Un écosystème se caractérise donc par un équilibre dynamique susceptible d’être bousculé par des facteurs internes et externes.
Alors que le programme de SVT de première mentionne qu’un écosystème est dans « un équilibre dynamique », ce concept peut être interprété de plusieurs manières. Par définition, un équilibre est un état où un système s’immobilise, souvent par l’action de forces opposées. L’équilibre peut être stable, comme dans le cas d’un rocher situé au fond d’une vallée, ou instable, si le même rocher est posé en haut d’une montagne. Un équilibre dynamique peut référer à une situation où l’équilibre est stable mais créé par des processus dynamiques, comme dans le cas d’une réaction chimique où des mécanismes de destruction et création d’une molécule amènent progressivement à une concentration constante de cette molécule, même si la réaction continue. La quantité de biomasse carbonée dans un écosystème et les effectifs de populations particulières sont soumis à des mécanismes similaires, puisque les naissances et les morts peuvent s’équilibrer pour donner une valeur fixe de la variable d’état considérée (biomasse ou effectif). Mais un équilibre dynamique peut aussi correspondre à une variable fluctuante au cours du temps, par exemple d’une année à l’autre, selon un régime de fluctuation stable au fil des ans – la dynamique de l’écosystème, ou des populations qui le composent, apparaît alors instable sur le court terme mais potentiellement stable sur le long terme. Un exemple typique de cette situation peut s’observer dans le Grand Nord canadien.

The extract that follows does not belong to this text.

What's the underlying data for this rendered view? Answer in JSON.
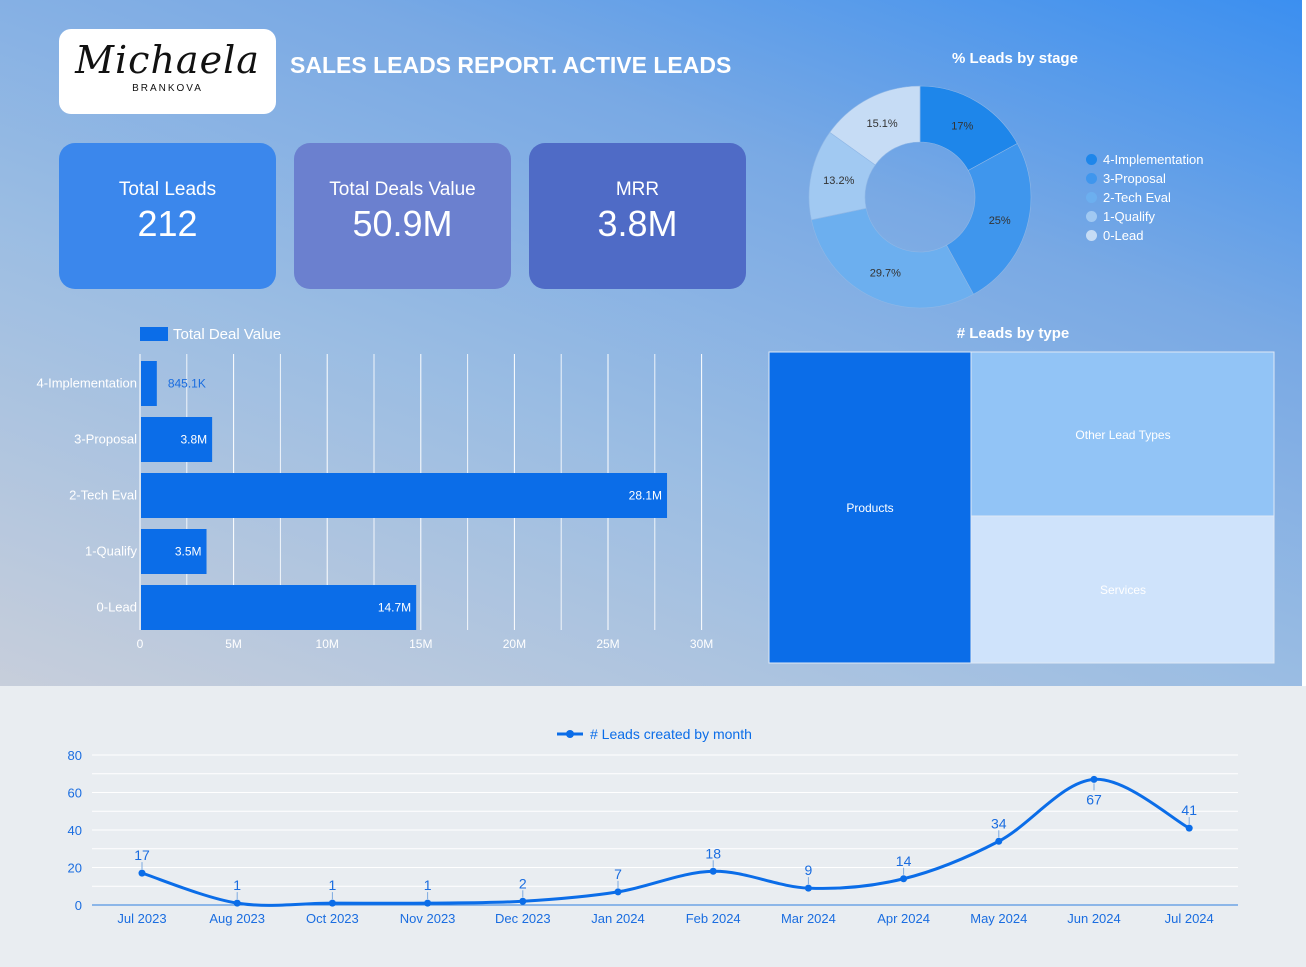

La dynamique des lynx et des lièvres au Canada
Le lynx du Canada (Lynx canadensis) et le lièvre d’Amérique (Lepus americanus) sont deux espèces emblématiques des écosystèmes du Grand Nord canadien, et des cas d’études fondateurs de l’écologie scientifique [1]. Le lièvre peut représenter en outre une part importante de la biomasse des herbivores de la forêt boréale, ce qui fait de ses effectifs une variable clé pour comprendre le devenir de l’écosystème [2]. Or ses effectifs fluctuent d’une année à l’autre, de manière relativement régulière, avec une périodicité d’environ 10 ans, tout comme le lynx [1]. La raison principale est liée au fait que les dynamiques des populations de lynx et de lièvres sont couplées par le phénomène de prédation. En effet, l’augmentation des populations de lynx, qui mangent les lièvres, génère des déclins des populations de lièvres lorsque les premiers arrivent à des densités très élevées (Fig. 1). La chute de la population de lièvres produit alors, avec un certain délai, une chute de la quantité de lynx.

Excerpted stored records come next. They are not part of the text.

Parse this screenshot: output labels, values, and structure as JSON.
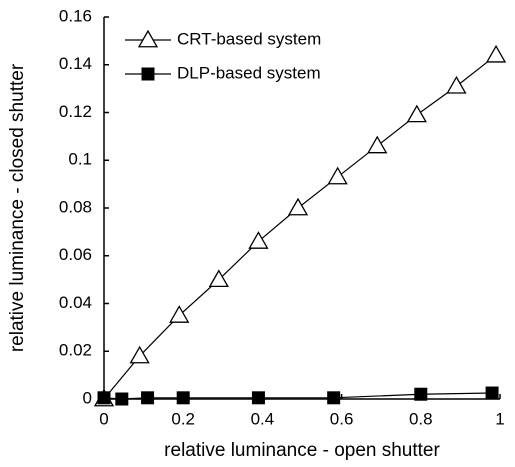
{
  "chart_data": {
    "type": "line",
    "xlabel": "relative luminance - open shutter",
    "ylabel": "relative luminance - closed shutter",
    "xlim": [
      0,
      1
    ],
    "xticks": [
      0,
      0.2,
      0.4,
      0.6,
      0.8,
      1
    ],
    "ylim": [
      0,
      0.16
    ],
    "yticks": [
      0,
      0.02,
      0.04,
      0.06,
      0.08,
      0.1,
      0.12,
      0.14,
      0.16
    ],
    "legend": "upper left",
    "series": [
      {
        "name": "CRT-based system",
        "color": "#000000",
        "marker": "open-triangle",
        "x": [
          0,
          0.09,
          0.19,
          0.29,
          0.39,
          0.49,
          0.59,
          0.69,
          0.79,
          0.89,
          0.99
        ],
        "values": [
          0,
          0.018,
          0.035,
          0.05,
          0.066,
          0.08,
          0.093,
          0.106,
          0.119,
          0.131,
          0.144
        ]
      },
      {
        "name": "DLP-based system",
        "color": "#000000",
        "marker": "filled-square",
        "x": [
          0,
          0.045,
          0.11,
          0.2,
          0.39,
          0.58,
          0.8,
          0.98
        ],
        "values": [
          0.0005,
          0,
          0.0005,
          0.0005,
          0.0005,
          0.0005,
          0.002,
          0.0025
        ]
      }
    ]
  }
}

Ces dynamiques sont prédites par les modèles théoriques couplés dits « proie-prédateur », dont les équations de Lotka-Volterra sont la version la plus simple (voir [3] pour des versions avancées appliquées au lièvre et au lynx). Dans ces modèles mathématiques, l’état stable ne correspond pas à deux valeurs fixes, une pour le prédateur et une pour la proie, mais à des trajectoires cycliques où le nombre de prédateurs « suit » celui des proies. Cependant, si l’on regarde les variations de populations non pas à l’échelle de quelques années, mais à celle de plusieurs décennies ou siècles, la gamme de valeurs prises par l’effectif des populations apparaît comme relativement stable : la stabilité est donc question d’échelle de temps.

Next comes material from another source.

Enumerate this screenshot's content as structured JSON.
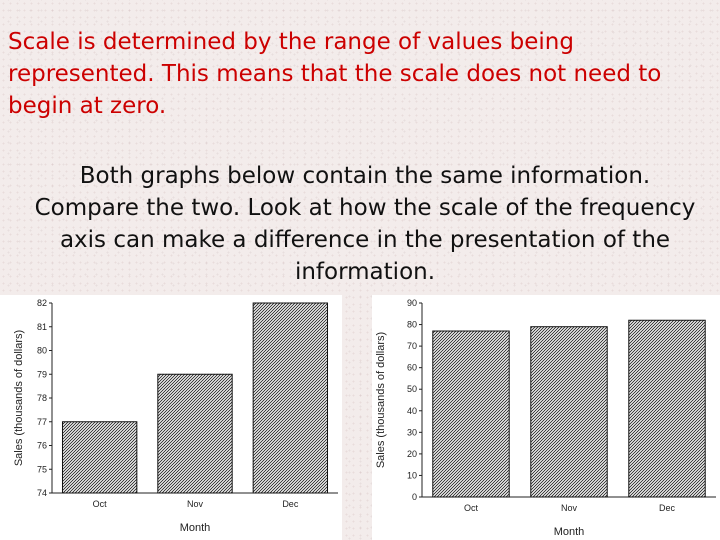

Néanmoins, il est rare que les dynamiques de deux espèces s’expliquent intégralement l’une par rapport à l’autre. De fait, certains aspects de la dynamique du lièvre d’Amérique, comme la phase de basse densité qui suit l’effondrement de la population, sont encore mal comprises et n’ont probablement qu’un rapport indirect à la prédation. Un exemple mieux compris de dynamique aux causes multiples vient également du Nord américain, avec l’Isle Royale, sur le lac Supérieur.
La dynamique des loups et des élans sur l’Isle Royale
De prime abord, on pourrait penser que la dynamique des loups (Canis lupus) et des élans (Alces alces) sur l’Isle Royale (Fig. 2) suit le même genre de dynamique proie-prédateur que les lièvres et les lynx. Mais ce serait négliger une grande richesse dans les causes des variations des effectifs sur l’Isle Royale. Dans les années 1980, les loups atteignent la plus grande densité connue alors qu’ils sont arrivés en 1949 (les élans vers 1900), grâce à la glace d’hiver qui leur a permis de traverser depuis le bord du lac. L’observateur de 1980 pensait sans doute voir un cycle proie-prédateur de 1959 à 1980, avec diminution de la population d’élans due en partie à la prédation par le loup. Mais celle-ci n’est pas due qu’au loup, elle est également due à des hivers rigoureux qui font diminuer la survie des élans [4]. La série temporelle s’éloigne encore plus d’un cycle proie-prédateur en 1981, où le fort déclin de la population de loups est dû à un virus. De 1981 à 1996, la population d’élans croit de nouveau jusqu’à une taille de population très importante, suite à des années de faible prédation et un environnement favorable, mais un hiver très rigoureux en 1996, peu de nourriture disponible, ainsi qu’une abondance de tiques est responsable d’un déclin massif (60 %) de la population d’élans cette année-là [4,5]. Par ailleurs, dans la suite de l’étude les chercheurs ont montré que les tiques ont eu un impact sur le déclin continuel de la population d’élans [6], alors que la population de loups a fini par être affectée par la consanguinité (post-2006, après la mort d’un reproducteur provenant d’une autre population). La population de loups s’est réduite par l’action conjuguée d’accidents et de la consanguinité, alors que le lien avec le continent par la glace d’hiver n’est plus maintenu.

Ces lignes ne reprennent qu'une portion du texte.